Cuba has repeatedly denied being responsible for the attacks. The BBC took a statement from the lead Cuban scientist involved in the study, Professor Mitchell Valdés-Sosa. "The changes in the brain images are very small, very diverse and very diffuse," said Professor. Valdés-Sosa. “I was so frustrated by the study's methodology and inconclusive results that my fellow scientists and I took the unusual step of convening a news conference...They do not correspond to a coherent explanation," he concluded.

The shutdown of Havana’s US embassy in response to the alleged sonic attack has taken a toll on Cuba. The Miami Herald reported that since the United States withdrew all but a bare-bones staff from its embassy in Havana, no Cubans have been admitted to the United States as refugees and the US will likely fall short of its annual commitment to admit Cuban immigrants. As a result of the staff reduction, diplomats are struggling to “cover significant economic and political developments in Cuba,” reach out to human rights activists and members of Cuban civil society, and monitor how the Cuban government is treating returned migrants, according to a memorandum released this week by the Congressional Research Service.

An independent investigation carried out by neuroscientist R. Douglas Fields reportedly found multiple cases disproving the diplomats were attacked by a sonic weapon.

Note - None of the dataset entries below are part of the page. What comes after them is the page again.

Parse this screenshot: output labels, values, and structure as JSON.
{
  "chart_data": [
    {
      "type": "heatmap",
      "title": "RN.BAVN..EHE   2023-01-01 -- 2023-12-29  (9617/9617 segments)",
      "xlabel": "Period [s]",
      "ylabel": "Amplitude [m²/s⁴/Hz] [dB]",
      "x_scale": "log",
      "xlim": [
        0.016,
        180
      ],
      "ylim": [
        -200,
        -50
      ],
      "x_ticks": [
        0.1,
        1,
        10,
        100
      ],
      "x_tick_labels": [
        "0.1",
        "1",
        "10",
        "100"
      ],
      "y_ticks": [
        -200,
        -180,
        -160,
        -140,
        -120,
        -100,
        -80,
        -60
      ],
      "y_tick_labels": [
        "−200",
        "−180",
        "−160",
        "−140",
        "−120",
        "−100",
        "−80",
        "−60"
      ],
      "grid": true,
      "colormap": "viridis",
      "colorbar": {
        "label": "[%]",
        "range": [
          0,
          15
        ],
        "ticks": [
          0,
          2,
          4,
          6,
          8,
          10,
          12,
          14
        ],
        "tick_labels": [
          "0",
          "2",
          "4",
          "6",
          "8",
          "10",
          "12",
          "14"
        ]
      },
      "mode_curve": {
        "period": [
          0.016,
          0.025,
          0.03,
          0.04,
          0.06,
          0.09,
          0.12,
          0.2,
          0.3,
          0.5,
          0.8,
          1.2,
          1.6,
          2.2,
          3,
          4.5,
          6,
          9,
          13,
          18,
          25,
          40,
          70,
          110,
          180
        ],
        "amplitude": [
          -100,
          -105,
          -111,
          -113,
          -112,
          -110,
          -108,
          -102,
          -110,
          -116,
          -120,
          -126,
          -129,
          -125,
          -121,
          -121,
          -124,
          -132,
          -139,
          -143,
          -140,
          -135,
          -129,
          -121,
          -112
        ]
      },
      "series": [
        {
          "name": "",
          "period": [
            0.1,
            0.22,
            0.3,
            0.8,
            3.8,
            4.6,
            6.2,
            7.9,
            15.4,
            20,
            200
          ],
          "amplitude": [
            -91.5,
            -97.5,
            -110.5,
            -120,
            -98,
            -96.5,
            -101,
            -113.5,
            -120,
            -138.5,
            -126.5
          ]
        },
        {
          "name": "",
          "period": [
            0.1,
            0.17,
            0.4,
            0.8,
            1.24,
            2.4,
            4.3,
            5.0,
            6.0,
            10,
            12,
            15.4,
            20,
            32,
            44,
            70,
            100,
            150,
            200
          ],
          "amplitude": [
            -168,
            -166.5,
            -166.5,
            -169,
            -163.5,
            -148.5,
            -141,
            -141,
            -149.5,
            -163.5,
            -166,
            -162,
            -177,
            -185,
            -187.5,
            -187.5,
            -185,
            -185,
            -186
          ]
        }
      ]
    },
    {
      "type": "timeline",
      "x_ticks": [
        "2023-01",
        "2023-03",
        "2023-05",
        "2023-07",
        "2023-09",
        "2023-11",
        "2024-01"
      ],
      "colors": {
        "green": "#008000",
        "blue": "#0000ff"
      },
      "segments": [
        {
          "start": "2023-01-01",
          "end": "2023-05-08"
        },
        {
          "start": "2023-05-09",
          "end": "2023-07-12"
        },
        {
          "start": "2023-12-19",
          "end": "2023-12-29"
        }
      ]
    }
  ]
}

Fields points out that the magnetic resonance imaging scans published in the JAMA study showed damage to white matter in the brains of the embassy employees. Fields wrote “Such damage would require violent concussive forces, something I learned in my own laboratory research on blast injury and myelin. The lead author of the investigation finding white matter damage in embassy employees was identified by the Miami Herald as Michael Hoffer, a University of Miami ear, nose and throat specialist and former U.S. Marine physician. Hoffer referred my inquiries to the University of Miami Press Office, which declined comment, unable even to clarify whether a manuscript showing white matter injury in the U.S. diplomats had been submitted for publication. At this point, no medical evidence of white matter damage is known to have been reported.”